Growth hormone (GH) secretion is inherently pulsatile: deep sleep triggers large GH pulses, with relative quiescence between peaks. The somatotroph cells of the pituitary are exquisitely sensitive to this pulsatile pattern; they respond to each GHRH pulse with a burst of GH release and then reset during the low-GHRH inter-pulse trough. When GHRH receptor occupancy is maintained continuously — as occurs with long-acting GHRH analogues using drug affinity complex (DAC) technology — the pituitary somatotrophs downregulate their GHRH receptors and the GH response progressively attenuates.

This is precisely the research rationale behind preferring CJC-1295 without DAC (also called MOD-GRF 1-29) over CJC-1295 with DAC in many protocols. The no-DAC version has a half-life of approximately 30 minutes, producing a short pulse of GHRH receptor stimulation that mimics the natural hypothalamic signal and then clears before the next administration. The DAC version's multi-day half-life means near-continuous GHRH receptor occupancy, which laboratory data suggest leads to GH axis blunting over time despite an initial somatotroph stimulation advantage.

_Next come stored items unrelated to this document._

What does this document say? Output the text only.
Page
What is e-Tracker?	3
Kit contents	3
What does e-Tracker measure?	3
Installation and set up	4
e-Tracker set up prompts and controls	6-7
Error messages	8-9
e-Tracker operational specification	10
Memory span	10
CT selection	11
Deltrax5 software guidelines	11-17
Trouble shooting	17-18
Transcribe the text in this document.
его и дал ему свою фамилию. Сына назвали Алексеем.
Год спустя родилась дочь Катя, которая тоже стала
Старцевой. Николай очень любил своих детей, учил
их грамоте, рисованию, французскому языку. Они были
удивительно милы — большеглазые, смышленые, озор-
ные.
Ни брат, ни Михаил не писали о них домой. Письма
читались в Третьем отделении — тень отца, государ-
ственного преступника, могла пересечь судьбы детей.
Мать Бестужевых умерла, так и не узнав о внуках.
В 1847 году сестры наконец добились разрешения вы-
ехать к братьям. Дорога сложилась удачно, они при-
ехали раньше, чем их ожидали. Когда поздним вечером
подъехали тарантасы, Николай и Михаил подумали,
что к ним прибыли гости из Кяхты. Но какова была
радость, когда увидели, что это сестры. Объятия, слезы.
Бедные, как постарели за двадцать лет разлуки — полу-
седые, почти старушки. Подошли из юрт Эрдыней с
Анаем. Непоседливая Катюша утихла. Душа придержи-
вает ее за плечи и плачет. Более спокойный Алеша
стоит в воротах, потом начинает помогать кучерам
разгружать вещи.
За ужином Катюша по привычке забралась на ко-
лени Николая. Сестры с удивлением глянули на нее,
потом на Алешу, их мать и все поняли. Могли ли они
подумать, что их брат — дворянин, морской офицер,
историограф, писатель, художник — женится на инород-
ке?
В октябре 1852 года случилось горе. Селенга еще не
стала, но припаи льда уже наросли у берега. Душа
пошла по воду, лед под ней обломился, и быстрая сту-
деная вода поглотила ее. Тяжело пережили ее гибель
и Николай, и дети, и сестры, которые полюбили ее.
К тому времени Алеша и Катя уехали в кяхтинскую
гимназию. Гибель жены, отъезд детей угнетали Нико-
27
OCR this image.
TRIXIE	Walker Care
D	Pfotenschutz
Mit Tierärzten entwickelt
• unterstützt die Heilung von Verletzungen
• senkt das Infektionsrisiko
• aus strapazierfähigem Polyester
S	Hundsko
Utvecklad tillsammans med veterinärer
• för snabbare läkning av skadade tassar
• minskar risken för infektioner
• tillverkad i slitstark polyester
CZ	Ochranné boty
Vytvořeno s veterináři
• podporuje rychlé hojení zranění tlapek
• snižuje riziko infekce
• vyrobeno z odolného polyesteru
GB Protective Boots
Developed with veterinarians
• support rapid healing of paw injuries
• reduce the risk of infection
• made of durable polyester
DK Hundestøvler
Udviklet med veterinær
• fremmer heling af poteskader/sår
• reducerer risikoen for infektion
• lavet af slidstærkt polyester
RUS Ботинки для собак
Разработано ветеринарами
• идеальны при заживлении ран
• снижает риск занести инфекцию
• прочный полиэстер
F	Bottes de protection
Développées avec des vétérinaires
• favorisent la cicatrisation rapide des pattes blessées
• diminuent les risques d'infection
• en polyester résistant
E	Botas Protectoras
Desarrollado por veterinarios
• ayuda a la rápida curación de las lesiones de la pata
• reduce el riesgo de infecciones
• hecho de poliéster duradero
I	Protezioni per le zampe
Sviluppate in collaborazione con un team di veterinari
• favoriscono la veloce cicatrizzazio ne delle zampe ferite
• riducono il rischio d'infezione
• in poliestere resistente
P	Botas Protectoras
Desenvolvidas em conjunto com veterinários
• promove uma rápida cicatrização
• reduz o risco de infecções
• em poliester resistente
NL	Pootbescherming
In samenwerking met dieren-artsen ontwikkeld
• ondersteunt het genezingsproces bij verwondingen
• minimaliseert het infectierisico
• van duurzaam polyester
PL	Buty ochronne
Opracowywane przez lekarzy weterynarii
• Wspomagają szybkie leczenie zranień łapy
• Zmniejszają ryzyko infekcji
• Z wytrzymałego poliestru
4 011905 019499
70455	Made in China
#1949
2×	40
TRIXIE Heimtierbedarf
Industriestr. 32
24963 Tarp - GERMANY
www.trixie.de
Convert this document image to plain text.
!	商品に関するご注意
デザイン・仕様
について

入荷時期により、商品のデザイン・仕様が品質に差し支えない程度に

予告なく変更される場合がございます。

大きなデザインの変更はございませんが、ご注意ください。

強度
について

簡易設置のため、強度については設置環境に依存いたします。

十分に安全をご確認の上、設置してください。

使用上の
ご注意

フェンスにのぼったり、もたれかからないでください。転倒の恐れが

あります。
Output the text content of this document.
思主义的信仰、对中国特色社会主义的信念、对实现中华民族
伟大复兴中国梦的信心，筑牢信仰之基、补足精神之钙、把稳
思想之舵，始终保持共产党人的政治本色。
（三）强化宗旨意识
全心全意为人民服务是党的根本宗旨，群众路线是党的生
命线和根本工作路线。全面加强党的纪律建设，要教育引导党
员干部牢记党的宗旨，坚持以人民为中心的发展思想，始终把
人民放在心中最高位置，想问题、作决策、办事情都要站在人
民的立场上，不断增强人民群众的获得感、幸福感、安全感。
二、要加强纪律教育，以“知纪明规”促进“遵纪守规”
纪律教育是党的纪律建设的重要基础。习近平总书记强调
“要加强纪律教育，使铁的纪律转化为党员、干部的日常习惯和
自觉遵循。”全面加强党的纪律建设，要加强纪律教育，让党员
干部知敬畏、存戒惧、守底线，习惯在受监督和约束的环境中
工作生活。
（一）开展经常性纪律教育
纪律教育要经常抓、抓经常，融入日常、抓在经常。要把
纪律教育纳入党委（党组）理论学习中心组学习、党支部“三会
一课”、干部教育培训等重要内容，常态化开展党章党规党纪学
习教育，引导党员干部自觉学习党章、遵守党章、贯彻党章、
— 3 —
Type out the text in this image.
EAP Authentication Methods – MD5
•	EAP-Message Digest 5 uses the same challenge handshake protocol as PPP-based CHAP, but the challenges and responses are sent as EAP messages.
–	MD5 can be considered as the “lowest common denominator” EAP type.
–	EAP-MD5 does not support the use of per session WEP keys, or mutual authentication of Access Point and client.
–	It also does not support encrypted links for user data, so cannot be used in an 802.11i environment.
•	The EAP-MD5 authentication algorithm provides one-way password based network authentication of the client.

The same principle applies to GnRH — a classic teaching example. Native GnRH administered pulsatile stimulates LH and FSH release; the same GnRH administered as a continuous infusion or as a long-acting agonist depot (leuprolide, triptorelin) ultimately suppresses LH and FSH through receptor downregulation — the basis of medical castration. Understanding pulsatility as a physiological information-encoding mechanism, not just a dosing convenience, is fundamental to rational peptide protocol design.

Peptides / stacks that act on this

  • CJC-1295 — GHRH analogue available in both no-DAC (short-acting, pulsatile-mimicking) and DAC (long-acting, sustained) forms; illustrates the practical consequences of pulsatile vs sustained GHRH receptor stimulation

Reading tip

When evaluating a peptide protocol, always ask whether the target receptor is a GPCR and whether the endogenous signal for that receptor is pulsatile. If yes, a dosing schedule that mimics physiological inter-pulse troughs will generally maintain receptor sensitivity better than one that sustains ligand exposure.